Having loved several of Emily Henry’s previous works, I had high hopes for Happy Place and, I’m happy to say, she most certainly didn’t disappoint; to the extent where, several days on, I’m still thinking about a key aspect of this book and wondering how I can focus on it more in my own life.
So, let me set the scene. The book is set around Harriet, a group of her friends – Cleo, Sabrina, Kimmy and Parth – and her fiancé (ok, technically as the story begins, ex-fiance) Wyn. The pair met in college and to their nearest and dearest they are the perfect couple. What those loved ones don’t know however is that this perfect partnership ended six months ago and now, as Harriet heads to Maine for an annual week-long trip/reunion to mark some big changes and moments that are happening (no spoilers!), with an unexpected inclusion in the form of her ex, she and Wyn have to juggle balancing their friendships with their friends with their uneasiness around each other – all the while still pretending to be together. Complicated, right?
I for one can most certainly relate to the fact that neither Harriet or Wyn want to upset or hurt their friends by telling them the truth, especially when big and important changes are happening in various lives, and a chapter of their group story is coming to an end with the sale of the summer house they’ve been meeting up at for years. I’ve honestly lost track of the number of times I’ve hidden my real feelings about something, or told a small, sometimes even HUGE lie, in order to not upset or offend those around me. It’s an uncomfortable world to reside in, and the fact Harriet is slap-bang in the middle of such a situation is one of the key reasons I connected to this book and the story as strongly as I did.
Friendship is a big deal to me, as it should be to all of us, and I genuinely believe it is our friendships, not family, that truly define who we are and who we later go on to become. Henry sets this topic in the centre of Happy Place, with the more intimate relationships, from my perspective at least, coming second, though still, understandably, playing a huge part.

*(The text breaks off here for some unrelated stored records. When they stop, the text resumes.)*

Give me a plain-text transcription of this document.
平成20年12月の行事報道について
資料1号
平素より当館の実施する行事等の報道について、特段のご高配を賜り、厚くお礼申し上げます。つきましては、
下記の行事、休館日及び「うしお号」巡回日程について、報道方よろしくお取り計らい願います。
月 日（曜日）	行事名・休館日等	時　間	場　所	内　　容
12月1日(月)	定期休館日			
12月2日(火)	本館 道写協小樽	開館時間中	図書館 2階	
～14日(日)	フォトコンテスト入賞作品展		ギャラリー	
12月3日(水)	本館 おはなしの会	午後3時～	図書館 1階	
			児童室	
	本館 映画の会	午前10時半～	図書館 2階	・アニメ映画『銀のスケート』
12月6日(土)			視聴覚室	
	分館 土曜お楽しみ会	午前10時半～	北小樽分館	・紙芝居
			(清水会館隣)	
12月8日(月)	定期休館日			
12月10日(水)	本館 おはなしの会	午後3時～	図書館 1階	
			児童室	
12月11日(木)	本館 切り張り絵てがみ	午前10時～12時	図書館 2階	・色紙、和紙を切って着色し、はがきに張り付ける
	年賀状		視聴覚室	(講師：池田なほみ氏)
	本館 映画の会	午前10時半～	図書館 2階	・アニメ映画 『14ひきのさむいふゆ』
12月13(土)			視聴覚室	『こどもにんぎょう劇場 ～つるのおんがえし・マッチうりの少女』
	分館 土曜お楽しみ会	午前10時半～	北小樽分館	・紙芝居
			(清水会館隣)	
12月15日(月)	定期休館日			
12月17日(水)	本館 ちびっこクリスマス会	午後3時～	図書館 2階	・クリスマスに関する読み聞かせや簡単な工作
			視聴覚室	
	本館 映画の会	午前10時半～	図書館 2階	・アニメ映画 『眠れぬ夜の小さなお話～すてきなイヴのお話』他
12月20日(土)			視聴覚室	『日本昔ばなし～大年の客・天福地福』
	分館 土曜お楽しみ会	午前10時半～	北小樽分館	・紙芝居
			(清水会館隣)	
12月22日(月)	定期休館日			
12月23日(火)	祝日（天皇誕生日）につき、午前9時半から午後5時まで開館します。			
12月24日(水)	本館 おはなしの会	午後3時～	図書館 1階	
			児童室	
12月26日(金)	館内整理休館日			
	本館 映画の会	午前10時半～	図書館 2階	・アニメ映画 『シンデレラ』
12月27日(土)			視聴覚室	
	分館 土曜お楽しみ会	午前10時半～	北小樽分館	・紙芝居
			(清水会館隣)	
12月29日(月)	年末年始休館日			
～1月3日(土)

I’ve always been single so when it comes to any book that involves couples – as most I’ve read do – I tend to find myself somewhat adrift from them and unable to really connect with the pair. This wasn’t the case with Harriet and Wyn. Both as individuals and a couple, it took me only a few chapters to get an understanding of who they were and are, both separate and together. I smiled reading about the growth and development of their ‘friends-to-lovers’ relationship and I remember wishing I felt as ‘comfortable’ around any guy as Harriet seems to from the off – even if their first communication involves comment of a nude painting – with Wyn. To say much more about the pair and their time together both pre and post-break-up would be to give away too much.
The loss of a parent is difficult for anyone to go through and, having experienced such a loss myself, I must praise Henry for the way she weaved such heartbreak into the story. No word of or addressing of the loss felt out of place – as if it came from a moment or experience perhaps Henry herself has suffered – and was written with compassion, sincerity and a feeling that anyone who read the words about it would and will suddenly feel a new, stronger love for their parents and perhaps go and tell them how appreciated they are; after all, life is short and tomorrow is never promised.
Life is complicated and multi-faceted and I’ve found few authors who can and do address that reality as simply, but also as brilliantly, as Henry does. By keeping Happy Place set largely in one place, at the summer house, she’s able to keep the focus on Harriet, Wyn and their friends; all of whom are as colourful, intriguing and easy to identify with in their own ways. Harriet and Wyn may be the central pair of the book but that doesn’t mean the others are overlooked; if anything, they’re some of the most included characters I’ve seen in some time – and every single one of them has an impact on how the story unfolds and what it means for the couple at its heart.
If I had to champion one thing about this book – and believe me, I can champion many – it’s this. There’s a particular realism to the friendships in this book; the highs and the lows the group experience, the truths they tell each other and the way in which they seem to know one another better than they do themselves – “I didn’t realise how little I understood myself until I met Cleo and Sabrina” – is testament to that. I for one have had friendships come and go over the years (who hasn’t?), and I’ve had a few endure the challenges and questions raised by certain characters here.
What matters however is how and why friendships survive. Time ebbs away and people may grow apart, but TRUE friendship is unbreakable. It doesn’t matter how big the distance might be between two or more people, the different kinds of lives they lead or what conflicts they might have with one another and/or others about various issues – if a friendship is meant to work, it will – and this book reminded me of that time and time again. As I said before, I for one see friendship – platonic love – and not romance as the key focus of this book and it’s fantastic to see those powerful and important bonds between people take centre stage like they do.
If you’re looking for a new read that will make you smile, laugh, cry, reminisce and feel grateful for the people in your life, then look no further. With its fantastically written story and an array of colourful, realistic characters you can genuinely and easily identify with, Happy Place deserves to be Henry’s next Beach Read hit of the summer.